I'm going to have to stop using fake equations as the titles to blog posts, people read too much into them. But in this case I think I have a point.
Steve blogs:
I take issue with the purists who say that a "web service" is defined as a SOAP-based service, nothing more, nothing less. It's like saying that a Domino's pizza shop shall only take verbal orders over the phone, and if it accepts orders via a website or by fax or from a person who physically walks into a shop and verbally speaks their order to an employee, then it's not a Domino's pizza shop. Obviously such a restrictive definition is pointless, because what customers ultimately want is the service that Dominos provides, regardless of how they request it. Similarly, what ultimately matters with a "web service" is the "service" part, not the "web" part.
Well I guess Steve must have an issue with me then because I am a purist. If Domino's want to expose a fax interface to their business, that's fine. If they want to expose a HTML interface, that's fine too. And if they want to expose an object accessible via RMI, that also is fine. (Well it isn't but play along.)

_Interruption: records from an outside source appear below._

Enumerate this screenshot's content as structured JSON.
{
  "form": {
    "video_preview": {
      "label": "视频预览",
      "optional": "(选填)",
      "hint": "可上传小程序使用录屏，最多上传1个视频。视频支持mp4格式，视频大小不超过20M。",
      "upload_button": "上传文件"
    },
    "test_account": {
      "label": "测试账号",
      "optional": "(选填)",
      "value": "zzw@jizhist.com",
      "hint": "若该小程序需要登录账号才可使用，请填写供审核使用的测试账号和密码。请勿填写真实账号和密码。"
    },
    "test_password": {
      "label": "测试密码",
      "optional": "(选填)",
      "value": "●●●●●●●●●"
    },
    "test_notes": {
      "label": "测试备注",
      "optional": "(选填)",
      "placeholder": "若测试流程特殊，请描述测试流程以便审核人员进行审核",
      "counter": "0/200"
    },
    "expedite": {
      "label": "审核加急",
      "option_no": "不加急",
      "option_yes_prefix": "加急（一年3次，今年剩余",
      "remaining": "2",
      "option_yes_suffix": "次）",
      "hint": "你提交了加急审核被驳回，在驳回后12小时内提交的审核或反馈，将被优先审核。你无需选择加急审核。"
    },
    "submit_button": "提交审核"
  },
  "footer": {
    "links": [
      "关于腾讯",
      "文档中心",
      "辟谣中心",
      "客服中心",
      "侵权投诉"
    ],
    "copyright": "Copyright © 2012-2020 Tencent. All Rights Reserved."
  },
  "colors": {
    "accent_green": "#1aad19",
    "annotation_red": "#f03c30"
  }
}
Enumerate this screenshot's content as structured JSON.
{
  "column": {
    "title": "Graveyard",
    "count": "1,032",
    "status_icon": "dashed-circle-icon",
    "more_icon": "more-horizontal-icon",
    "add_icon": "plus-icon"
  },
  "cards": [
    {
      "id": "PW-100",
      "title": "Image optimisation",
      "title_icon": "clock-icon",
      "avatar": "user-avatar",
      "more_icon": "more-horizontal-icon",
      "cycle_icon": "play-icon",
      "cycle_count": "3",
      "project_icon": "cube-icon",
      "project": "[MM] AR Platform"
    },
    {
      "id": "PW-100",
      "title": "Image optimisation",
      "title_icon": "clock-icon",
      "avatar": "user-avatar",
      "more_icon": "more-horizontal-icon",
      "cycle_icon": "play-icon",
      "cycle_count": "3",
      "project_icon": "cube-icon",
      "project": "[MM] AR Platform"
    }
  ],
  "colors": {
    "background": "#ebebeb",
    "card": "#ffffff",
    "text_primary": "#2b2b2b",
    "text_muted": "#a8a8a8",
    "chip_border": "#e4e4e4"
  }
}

The fact is that none of these are Web Services. They might be CORBA interfaces, they might be Java objects but they are not Web Services. One of the problems with the kinds of Web Services arguments that Steve alludes to is entirely the fault of WSDL. Why WSDL had to have different bindings for various transfer protocols I simply do not know. All it really needs is a SOAP binding.
Why have a CORBA binding in WSDL? We already have IDL which does that job. Why have a Java binding? Why have a DCE binding? Why have a DCOM binding? You see where I'm going here - there are already interface definition languages for all of these, so WSDL didn't need to go round providing bindings for them (ok - allowing bindings for them).
So onto the scene strides WS-IF. I've blogged before about this glue and I am not a fan. The point is that an entity (I won't call it a service) designed to be consumed by RMI just won't be a good fit for a service designed to be consumed via SOAP. So you can bind this entity to anything you want, but there will only be one comfortable fit - the native binding - and why do I need WSDL in that case?